- Born: Richard Jon Smith September 6, 1951 (age 74) Cape Town, South Africa
- Genres: pop music
- Occupations: singer, producer
- Instrument: vocals
- Spouse: Glenda

= Richard Jon Smith =

Richard Jon Smith (born 6 September 1951) is a South African pop singer who transcended the racial segregation of apartheid and became known nationally and internationally with the success of his 1973 hit "That's Why I Love You". He released his first single, "Candlelight", in 1972, followed by winning double gold record awards for "That's Why I Love You", "Michael Row the Boat Ashore", "Happy and Gay", "Sweet Mama", "Dayo-Island" and others.

Before becoming a superstar in South Africa at the age of 23, Smith was a porter at Cape Town's Groote Schuur Hospital.
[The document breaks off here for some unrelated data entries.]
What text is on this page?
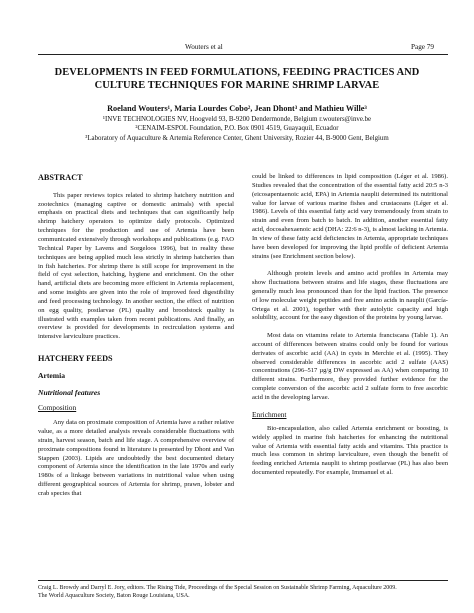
Wouters et al	Page 79
DEVELOPMENTS IN FEED FORMULATIONS, FEEDING PRACTICES AND
CULTURE TECHNIQUES FOR MARINE SHRIMP LARVAE
Roeland Wouters¹, Maria Lourdes Cobo², Jean Dhont³ and Mathieu Wille³
¹INVE TECHNOLOGIES NV, Hoogveld 93, B-9200 Dendermonde, Belgium r.wouters@inve.be
²CENAIM-ESPOL Foundation, P.O. Box 0901 4519, Guayaquil, Ecuador
³Laboratory of Aquaculture & Artemia Reference Center, Ghent University, Rozier 44, B-9000 Gent, Belgium
ABSTRACT

This paper reviews topics related to shrimp hatchery nutrition and zootechnics (managing captive or domestic animals) with special emphasis on practical diets and techniques that can significantly help shrimp hatchery operators to optimize daily protocols. Optimized techniques for the production and use of Artemia have been communicated extensively through workshops and publications (e.g. FAO Technical Paper by Lavens and Sorgeloos 1996), but in reality these techniques are being applied much less strictly in shrimp hatcheries than in fish hatcheries. For shrimp there is still scope for improvement in the field of cyst selection, hatching, hygiene and enrichment. On the other hand, artificial diets are becoming more efficient in Artemia replacement, and some insights are given into the role of improved feed digestibility and feed processing technology. In another section, the effect of nutrition on egg quality, postlarvae (PL) quality and broodstock quality is illustrated with examples taken from recent publications. And finally, an overview is provided for developments in recirculation systems and intensive larviculture practices.

HATCHERY FEEDS
Artemia
Nutritional features
Composition

Any data on proximate composition of Artemia have a rather relative value, as a more detailed analysis reveals considerable fluctuations with strain, harvest season, batch and life stage. A comprehensive overview of proximate compositions found in literature is presented by Dhont and Van Stappen (2003). Lipids are undoubtedly the best documented dietary component of Artemia since the identification in the late 1970s and early 1980s of a linkage between variations in nutritional value when using different geographical sources of Artemia for shrimp, prawn, lobster and crab species that

could be linked to differences in lipid composition (Léger et al. 1986). Studies revealed that the concentration of the essential fatty acid 20:5 n-3 (eicosapentaenoic acid, EPA) in Artemia nauplii determined its nutritional value for larvae of various marine fishes and crustaceans (Léger et al. 1986). Levels of this essential fatty acid vary tremendously from strain to strain and even from batch to batch. In addition, another essential fatty acid, docosahexaenoic acid (DHA: 22:6 n-3), is almost lacking in Artemia. In view of these fatty acid deficiencies in Artemia, appropriate techniques have been developed for improving the lipid profile of deficient Artemia strains (see Enrichment section below).

Although protein levels and amino acid profiles in Artemia may show fluctuations between strains and life stages, these fluctuations are generally much less pronounced than for the lipid fraction. The presence of low molecular weight peptides and free amino acids in nauplii (García-Ortega et al. 2001), together with their autolytic capacity and high solubility, account for the easy digestion of the proteins by young larvae.

Most data on vitamins relate to Artemia franciscana (Table 1). An account of differences between strains could only be found for various derivates of ascorbic acid (AA) in cysts in Merchie et al. (1995). They observed considerable differences in ascorbic acid 2 sulfate (AAS) concentrations (296–517 µg/g DW expressed as AA) when comparing 10 different strains. Furthermore, they provided further evidence for the complete conversion of the ascorbic acid 2 sulfate form to free ascorbic acid in the developing larvae.

Enrichment

Bio-encapsulation, also called Artemia enrichment or boosting, is widely applied in marine fish hatcheries for enhancing the nutritional value of Artemia with essential fatty acids and vitamins. This practice is much less common in shrimp larviculture, even though the benefit of feeding enriched Artemia nauplii to shrimp postlarvae (PL) has also been documented repeatedly. For example, Immanuel et al.

Craig L. Browdy and Darryl E. Jory, editors. The Rising Tide, Proceedings of the Special Session on Sustainable Shrimp Farming, Aquaculture 2009.
The World Aquaculture Society, Baton Rouge Louisiana, USA.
He was known as "Mr. Knockout" by his fans, in reference to his chart-busters songs. Smith was a local megastar in 1972 when he was described in the Sunday Times as an "ad man's dream", at the time he was the centrepiece of a brandy promotion.

Smith, along with his wife Glenda, moved to the United Kingdom in 1981, where he began working as a songwriter-producer-recording artist in England with Jive Records, having produced the album Whodini, among others. In 1983 Smith had a minor hit on Jive Records called "Stay with me tonight". He returned to South Africa only in 2012, to perform as a guest artist at the three-day Zane Adam Tribute Concert, at GrandWest Arena, where he was received with great enthusiasm by the public.